Vile expects his piece will be erected in the closest thing Grand Rapids has to a town square — Calder Plaza. That is, “unless the shit really hits the fan,” he said.

One might be tempted to imagine the work as his attempt to inject some dark humor into the ripped-from-today’s-headlines issue of state violence, but Vile said it’s all humor.

“The idea of people sitting around watching somebody build a gallows is hilarious to me,” he said. “The idea of people watching somebody getting hung is hilarious, but I have a really twisted moral compass.”

In a career that has spanned four decades and disciplines that include visual art, magazine publishing and music, Vile has made a life out of following that twisted moral compass to provoke and offend.
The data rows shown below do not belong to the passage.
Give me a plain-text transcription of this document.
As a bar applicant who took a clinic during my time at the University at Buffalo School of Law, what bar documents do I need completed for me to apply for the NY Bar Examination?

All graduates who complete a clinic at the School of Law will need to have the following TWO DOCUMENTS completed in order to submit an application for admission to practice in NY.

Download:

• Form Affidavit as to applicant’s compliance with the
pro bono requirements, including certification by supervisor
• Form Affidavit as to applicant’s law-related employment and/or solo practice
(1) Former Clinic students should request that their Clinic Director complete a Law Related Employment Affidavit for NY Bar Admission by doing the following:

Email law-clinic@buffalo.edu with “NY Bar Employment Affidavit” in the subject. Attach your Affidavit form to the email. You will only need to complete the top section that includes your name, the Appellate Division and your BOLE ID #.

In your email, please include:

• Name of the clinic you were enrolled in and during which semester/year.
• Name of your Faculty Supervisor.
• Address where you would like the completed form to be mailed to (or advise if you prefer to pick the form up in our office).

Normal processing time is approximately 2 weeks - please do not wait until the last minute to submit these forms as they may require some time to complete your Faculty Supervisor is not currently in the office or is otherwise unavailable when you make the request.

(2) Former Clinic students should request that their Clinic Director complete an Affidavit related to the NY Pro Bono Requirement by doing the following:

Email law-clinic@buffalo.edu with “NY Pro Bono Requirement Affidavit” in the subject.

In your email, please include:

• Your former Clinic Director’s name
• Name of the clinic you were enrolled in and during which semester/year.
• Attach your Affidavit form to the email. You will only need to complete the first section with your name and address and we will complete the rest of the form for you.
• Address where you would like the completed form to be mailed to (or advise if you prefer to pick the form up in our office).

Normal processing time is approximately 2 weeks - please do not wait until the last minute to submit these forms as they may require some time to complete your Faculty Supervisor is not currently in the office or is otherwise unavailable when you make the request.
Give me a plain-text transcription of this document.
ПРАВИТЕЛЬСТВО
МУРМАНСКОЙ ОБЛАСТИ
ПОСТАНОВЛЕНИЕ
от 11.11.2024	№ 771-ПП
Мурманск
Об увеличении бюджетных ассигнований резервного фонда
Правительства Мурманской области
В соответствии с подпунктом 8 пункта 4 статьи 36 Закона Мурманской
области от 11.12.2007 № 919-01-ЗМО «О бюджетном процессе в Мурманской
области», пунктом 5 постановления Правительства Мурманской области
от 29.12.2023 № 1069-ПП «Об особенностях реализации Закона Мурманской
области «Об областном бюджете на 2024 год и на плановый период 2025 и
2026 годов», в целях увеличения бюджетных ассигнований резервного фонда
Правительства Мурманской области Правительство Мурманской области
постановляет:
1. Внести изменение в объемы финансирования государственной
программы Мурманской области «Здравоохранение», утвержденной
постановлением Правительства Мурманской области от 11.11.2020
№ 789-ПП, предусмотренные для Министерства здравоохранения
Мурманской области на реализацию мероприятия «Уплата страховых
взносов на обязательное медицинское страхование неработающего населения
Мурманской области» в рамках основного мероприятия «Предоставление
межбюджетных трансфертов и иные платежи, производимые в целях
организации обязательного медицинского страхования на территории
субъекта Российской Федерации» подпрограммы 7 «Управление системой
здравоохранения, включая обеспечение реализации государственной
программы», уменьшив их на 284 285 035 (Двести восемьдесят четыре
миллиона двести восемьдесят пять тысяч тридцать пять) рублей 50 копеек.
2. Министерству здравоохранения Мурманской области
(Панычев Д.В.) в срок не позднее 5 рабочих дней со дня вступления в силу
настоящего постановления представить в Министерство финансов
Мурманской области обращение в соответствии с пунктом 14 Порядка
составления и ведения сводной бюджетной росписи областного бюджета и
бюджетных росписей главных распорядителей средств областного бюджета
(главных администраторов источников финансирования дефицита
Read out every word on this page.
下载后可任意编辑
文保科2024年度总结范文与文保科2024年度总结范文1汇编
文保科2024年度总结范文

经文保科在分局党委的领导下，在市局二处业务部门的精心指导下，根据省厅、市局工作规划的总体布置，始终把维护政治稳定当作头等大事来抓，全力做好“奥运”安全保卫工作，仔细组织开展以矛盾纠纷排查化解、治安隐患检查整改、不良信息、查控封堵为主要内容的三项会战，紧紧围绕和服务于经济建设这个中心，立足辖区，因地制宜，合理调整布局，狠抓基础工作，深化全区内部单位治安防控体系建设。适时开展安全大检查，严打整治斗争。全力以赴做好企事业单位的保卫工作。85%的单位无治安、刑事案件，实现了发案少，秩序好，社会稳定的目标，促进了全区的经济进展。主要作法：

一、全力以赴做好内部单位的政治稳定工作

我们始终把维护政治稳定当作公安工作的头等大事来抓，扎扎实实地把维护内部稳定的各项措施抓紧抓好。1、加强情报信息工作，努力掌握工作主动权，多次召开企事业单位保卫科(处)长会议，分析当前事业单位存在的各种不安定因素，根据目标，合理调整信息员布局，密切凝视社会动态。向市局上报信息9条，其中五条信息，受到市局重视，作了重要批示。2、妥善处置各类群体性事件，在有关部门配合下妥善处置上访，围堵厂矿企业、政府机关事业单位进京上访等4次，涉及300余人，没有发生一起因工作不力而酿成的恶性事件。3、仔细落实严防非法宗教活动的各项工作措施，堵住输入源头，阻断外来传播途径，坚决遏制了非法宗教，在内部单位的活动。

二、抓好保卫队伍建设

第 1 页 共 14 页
But over the four years author Rob St. Mary spent immersed in Peterson’s work writing the Orbit book, he said he came to realize that Jerry is “one of the most important underground figures in Detroit culture in the past 30-35 years.”

“Here’s a guy who started in the Detroit punk rock scene,” St. Mary said. “He had a band called the Boners, he was in that scene with Destroy All Monsters, with the remnants of the MC5 and the Stooges, all these other great bands that didn’t get the attention they deserved.”

Capturing that punk energy in his work, Vile founded a succession of magazines, culminating in Orbit’s decade-long run. He also launched the annual Dirty Show of erotic art that has been the highlight of the ribald aesthete’s cultural calendar for the past 16 years.

One of his best-known recent works, “Crisco Fist (Vessel of Hope)” was unveiled when Detroit declared bankruptcy. It featured a giant can of Crisco beneath the Joe Louis fist sculpture in downtown Detroit. The real artistic strength of the work came in Peterson’s ability to confuse some of the more gullible members of the local media, who missed the some of the piece’s fetishistic connotations.

“The Crisco fist is subtle. If you’re a grandmother or a little kid, you don’t know what that means. In fact, if you don’t have a perverted bone in your body, it might not mean something to you,” Vile said. “It meant a lot of things to a lot of different people. To my young daughter, I was able to explain that politicians are slippery and greasy, just like Crisco.”

Of course, he added, “some people interpreted it as fistf******, of all things. That one never dawned on me.”

This won’t be Vile’s first appearance at ArtPrize. His entry last year featured a McMansion made out of cardboard boxes, “like a really fancy Hooverville,” Vile said.

“It was like living in refrigerator and stove boxes, but really, really wasting a lot of space with a great room and a master bedroom and a master bath and an open-air kitchen,” he said.

Vile said he loves ArtPrize, and that it brings him “that joy that there’s only a German word for.”

“I would rather look at a really crappy piece of art than a mediocre piece of art. Of course, I always like to look at a really nice piece of art, but it’s just fun to see any art,” Vile said.

Which brings us back to this year’s piece. How does Vile think his it will be received?

“I don’t know if the piece will be used to lynch me,” he said. “It could go over horribly.”